A Neo-Baroque Palace for Berlin
The announcement last week of an architect for Berlin's new city palace, or "Stadtschloss," came a full six years after officials in Berlin first gave the project a go-ahead. As of this week the unsightly—but not unloved—"Palast der Republik" is gone, a Communist relic of the Cold War, and there's room for a rebuilt Hohenzollern palace in the city center. But the palace itself is still a long way off.
Italian architect Francesco Stella was chosen to design the €552 million palace, which is also being called the "Humboldt Forum" and might be better described as an expensive and nostalgic complex of museums and public space. From the outside it will mimic the baroque-style Hohenzollern palace which stood here from the 15th century, when the Prussian royal family began construction, to 1950, when the East German government decided the war-ruined palace was a reminder of a decadent old world and destroyed its remains.

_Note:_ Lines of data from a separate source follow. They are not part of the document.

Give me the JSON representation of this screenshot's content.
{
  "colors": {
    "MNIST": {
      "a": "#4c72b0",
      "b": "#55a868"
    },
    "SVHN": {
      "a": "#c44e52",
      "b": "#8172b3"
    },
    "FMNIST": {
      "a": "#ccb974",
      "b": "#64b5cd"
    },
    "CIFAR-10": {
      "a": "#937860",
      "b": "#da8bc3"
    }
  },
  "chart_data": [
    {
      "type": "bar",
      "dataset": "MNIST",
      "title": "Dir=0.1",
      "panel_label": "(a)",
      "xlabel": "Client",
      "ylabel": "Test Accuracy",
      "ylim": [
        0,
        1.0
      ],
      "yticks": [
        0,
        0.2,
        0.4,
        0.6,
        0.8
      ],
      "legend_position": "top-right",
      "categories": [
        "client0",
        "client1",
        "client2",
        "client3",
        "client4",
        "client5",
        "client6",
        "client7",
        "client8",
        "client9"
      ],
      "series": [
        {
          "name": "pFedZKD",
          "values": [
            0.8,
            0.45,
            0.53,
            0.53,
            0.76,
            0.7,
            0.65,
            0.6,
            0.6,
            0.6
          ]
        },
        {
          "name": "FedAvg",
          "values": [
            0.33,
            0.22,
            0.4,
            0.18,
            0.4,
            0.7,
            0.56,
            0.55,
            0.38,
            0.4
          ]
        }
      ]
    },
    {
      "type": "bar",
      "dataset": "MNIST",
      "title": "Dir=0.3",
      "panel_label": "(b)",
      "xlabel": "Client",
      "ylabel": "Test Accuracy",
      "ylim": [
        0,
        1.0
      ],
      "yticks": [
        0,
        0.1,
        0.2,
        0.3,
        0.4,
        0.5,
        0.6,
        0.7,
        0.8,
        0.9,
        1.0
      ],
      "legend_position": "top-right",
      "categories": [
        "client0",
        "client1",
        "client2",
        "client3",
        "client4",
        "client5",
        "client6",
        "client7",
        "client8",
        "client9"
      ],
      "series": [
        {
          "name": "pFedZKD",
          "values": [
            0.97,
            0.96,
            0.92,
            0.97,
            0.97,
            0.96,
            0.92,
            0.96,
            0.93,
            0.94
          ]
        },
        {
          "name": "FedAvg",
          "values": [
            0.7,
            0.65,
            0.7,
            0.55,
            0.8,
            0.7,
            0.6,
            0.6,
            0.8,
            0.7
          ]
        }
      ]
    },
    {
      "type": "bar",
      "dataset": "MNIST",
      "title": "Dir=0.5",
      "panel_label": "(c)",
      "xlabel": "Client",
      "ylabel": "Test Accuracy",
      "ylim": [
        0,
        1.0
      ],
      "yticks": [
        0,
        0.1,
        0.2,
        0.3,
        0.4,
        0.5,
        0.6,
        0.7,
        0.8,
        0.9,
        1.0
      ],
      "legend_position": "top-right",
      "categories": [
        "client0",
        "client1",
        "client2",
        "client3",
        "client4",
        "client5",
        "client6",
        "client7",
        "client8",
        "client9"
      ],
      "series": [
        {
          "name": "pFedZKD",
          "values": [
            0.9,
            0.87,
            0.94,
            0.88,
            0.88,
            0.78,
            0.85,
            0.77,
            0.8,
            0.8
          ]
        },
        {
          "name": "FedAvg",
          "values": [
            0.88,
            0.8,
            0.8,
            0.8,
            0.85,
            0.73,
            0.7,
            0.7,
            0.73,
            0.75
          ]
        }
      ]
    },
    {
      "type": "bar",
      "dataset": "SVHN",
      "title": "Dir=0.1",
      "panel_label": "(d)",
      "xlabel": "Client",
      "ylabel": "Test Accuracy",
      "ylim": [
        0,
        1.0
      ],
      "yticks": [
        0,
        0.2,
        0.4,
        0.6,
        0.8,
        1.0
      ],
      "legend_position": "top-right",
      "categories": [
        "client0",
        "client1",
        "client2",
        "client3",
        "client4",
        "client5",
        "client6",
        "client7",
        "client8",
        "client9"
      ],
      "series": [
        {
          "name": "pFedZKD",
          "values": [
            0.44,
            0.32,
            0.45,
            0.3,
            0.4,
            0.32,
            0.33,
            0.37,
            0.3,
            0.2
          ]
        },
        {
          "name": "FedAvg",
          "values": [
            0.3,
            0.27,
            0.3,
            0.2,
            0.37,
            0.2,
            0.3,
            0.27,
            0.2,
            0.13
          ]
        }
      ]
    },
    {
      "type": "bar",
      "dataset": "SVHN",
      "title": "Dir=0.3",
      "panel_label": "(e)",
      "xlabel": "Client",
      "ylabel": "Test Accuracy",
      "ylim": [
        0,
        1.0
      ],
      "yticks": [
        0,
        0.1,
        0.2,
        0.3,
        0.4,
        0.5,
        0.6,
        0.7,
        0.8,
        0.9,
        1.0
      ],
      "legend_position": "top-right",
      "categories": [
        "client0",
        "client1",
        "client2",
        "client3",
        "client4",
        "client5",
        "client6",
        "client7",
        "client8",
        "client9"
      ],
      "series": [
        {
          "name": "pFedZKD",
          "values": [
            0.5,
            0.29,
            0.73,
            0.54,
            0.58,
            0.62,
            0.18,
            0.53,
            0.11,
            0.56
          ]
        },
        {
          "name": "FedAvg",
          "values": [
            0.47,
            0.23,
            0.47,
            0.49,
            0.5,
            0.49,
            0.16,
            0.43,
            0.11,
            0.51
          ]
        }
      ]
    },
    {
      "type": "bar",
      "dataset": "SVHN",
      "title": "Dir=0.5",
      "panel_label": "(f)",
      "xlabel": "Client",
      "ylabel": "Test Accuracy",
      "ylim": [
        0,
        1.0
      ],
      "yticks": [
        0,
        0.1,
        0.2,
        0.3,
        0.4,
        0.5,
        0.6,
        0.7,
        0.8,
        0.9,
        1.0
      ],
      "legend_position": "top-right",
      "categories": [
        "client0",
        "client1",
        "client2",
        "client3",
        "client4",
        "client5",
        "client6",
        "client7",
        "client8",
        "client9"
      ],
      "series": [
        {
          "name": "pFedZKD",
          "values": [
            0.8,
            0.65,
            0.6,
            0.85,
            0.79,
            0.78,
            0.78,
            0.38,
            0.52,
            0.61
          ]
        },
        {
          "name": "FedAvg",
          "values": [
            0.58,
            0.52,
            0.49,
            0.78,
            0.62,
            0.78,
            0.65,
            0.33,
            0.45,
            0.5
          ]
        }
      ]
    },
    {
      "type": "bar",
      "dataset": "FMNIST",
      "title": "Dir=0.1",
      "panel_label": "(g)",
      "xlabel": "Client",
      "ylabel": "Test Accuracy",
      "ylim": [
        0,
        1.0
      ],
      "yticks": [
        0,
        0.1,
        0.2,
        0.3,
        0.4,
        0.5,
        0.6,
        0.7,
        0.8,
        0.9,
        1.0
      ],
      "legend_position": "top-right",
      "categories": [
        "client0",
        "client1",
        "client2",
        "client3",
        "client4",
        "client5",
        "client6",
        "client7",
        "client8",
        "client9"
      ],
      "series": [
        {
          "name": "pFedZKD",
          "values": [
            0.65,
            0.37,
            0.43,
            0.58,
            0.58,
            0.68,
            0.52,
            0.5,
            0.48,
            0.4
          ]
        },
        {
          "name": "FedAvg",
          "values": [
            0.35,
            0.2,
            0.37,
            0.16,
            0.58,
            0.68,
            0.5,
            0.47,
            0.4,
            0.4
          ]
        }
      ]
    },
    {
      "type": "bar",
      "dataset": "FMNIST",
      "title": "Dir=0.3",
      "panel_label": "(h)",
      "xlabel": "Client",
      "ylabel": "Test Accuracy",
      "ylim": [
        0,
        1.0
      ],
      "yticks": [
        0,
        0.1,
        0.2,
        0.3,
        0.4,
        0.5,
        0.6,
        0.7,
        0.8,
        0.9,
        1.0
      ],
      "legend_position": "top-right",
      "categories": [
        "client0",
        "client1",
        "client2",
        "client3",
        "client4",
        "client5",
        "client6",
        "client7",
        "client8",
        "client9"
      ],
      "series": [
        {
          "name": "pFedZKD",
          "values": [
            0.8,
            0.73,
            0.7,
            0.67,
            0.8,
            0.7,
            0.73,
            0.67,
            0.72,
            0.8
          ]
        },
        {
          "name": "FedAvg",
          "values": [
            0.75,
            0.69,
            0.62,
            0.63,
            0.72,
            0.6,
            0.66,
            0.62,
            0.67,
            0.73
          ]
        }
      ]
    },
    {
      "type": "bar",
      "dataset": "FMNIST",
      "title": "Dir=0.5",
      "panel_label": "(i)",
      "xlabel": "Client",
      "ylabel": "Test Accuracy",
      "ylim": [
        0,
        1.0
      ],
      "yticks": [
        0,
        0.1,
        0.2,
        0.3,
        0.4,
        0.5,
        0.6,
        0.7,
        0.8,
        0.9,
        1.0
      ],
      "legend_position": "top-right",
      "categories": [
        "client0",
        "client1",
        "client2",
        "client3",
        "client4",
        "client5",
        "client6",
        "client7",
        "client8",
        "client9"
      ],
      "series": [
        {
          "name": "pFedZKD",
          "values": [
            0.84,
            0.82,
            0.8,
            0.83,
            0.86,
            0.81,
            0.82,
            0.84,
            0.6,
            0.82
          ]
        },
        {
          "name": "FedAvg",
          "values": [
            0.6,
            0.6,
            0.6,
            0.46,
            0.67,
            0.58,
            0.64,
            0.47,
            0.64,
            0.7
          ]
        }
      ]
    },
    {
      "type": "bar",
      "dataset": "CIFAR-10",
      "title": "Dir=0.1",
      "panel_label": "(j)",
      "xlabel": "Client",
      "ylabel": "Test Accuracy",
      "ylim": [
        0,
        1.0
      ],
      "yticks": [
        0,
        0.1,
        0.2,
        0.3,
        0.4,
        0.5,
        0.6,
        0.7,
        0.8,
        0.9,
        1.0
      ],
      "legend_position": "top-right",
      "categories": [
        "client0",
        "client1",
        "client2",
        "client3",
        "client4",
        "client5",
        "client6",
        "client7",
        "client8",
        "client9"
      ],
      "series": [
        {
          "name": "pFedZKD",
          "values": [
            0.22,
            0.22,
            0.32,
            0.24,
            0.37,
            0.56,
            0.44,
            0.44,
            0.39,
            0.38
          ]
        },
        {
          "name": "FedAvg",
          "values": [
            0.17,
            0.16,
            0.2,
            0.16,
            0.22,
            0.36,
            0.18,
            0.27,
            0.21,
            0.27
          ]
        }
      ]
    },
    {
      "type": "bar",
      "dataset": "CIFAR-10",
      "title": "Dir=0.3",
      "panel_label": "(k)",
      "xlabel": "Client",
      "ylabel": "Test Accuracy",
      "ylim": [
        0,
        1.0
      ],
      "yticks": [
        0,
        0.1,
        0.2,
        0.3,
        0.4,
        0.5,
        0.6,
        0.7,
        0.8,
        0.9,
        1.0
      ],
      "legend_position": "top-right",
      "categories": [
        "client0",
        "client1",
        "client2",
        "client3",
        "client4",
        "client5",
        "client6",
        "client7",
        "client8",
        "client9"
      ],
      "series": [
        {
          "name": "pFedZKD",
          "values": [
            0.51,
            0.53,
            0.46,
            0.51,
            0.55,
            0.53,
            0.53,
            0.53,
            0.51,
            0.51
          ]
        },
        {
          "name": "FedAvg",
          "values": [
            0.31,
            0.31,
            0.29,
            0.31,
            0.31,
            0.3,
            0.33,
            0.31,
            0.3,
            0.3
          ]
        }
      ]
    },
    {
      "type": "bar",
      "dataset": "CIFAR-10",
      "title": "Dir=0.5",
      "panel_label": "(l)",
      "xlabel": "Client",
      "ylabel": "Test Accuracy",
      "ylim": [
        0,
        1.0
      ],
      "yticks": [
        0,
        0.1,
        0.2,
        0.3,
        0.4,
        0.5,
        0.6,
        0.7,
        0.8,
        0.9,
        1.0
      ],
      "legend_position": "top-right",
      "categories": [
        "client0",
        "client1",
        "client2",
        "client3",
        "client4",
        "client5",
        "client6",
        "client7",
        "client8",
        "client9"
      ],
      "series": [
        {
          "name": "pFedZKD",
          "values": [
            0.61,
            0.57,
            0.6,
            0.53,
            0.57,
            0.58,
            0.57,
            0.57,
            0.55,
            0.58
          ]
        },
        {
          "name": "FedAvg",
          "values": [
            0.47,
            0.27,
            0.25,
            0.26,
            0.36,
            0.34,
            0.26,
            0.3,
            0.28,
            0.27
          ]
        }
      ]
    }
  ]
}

On the inside, though, instead of 1,500 rooms for the Hohenzollern family, the new complex will have room for art exhibitions and perhaps a modern public library. Whole sections of the city's Ethnographic Museum will move in. The complex will cover the space of two football fields. The building's expense and sheer Prussian scale have earned it withering criticism, especially by Berliners who still argue there was nothing wrong with the old Palast der Republik.
The communist building went up in 1976 and also included public space. It housed not just the East German parliament (largely a ceremonial body) but also a bowling alley and a disco. The city had it gutted because it was riddled with asbestos, but critics of the new city palace argue that asbestos problems in West Berlin were solved without demolishing buildings. They believe a remnant of Cold-War politics is behind the neo-Hohenzollern palace.
Joining the design of the old palace to practical public space was the architectural challenge for Francesco Stella and his competitors in the architectural derby. Stella's design, like those of his fellow Italians Eccheli e Campagnola and the Berlin architects at Kleihues + Kleihues—and most of the seven runners-up—is startlingly modern on the inside. This surprised some observers, since even until last week it was assumed that any whiff of modern architecture would doom the new plans.
The question is when it might be finished. The due date is 2013, but its budget still has to make up an €80 million shortfall in private donations—and it will rely on €32 million in financing from the city of Berlin, which was deeply in debt even before the current financial crisis hit. For now the "Schlossplatz," or palace square, is empty, and not all of Berlin will mind if it stays that way.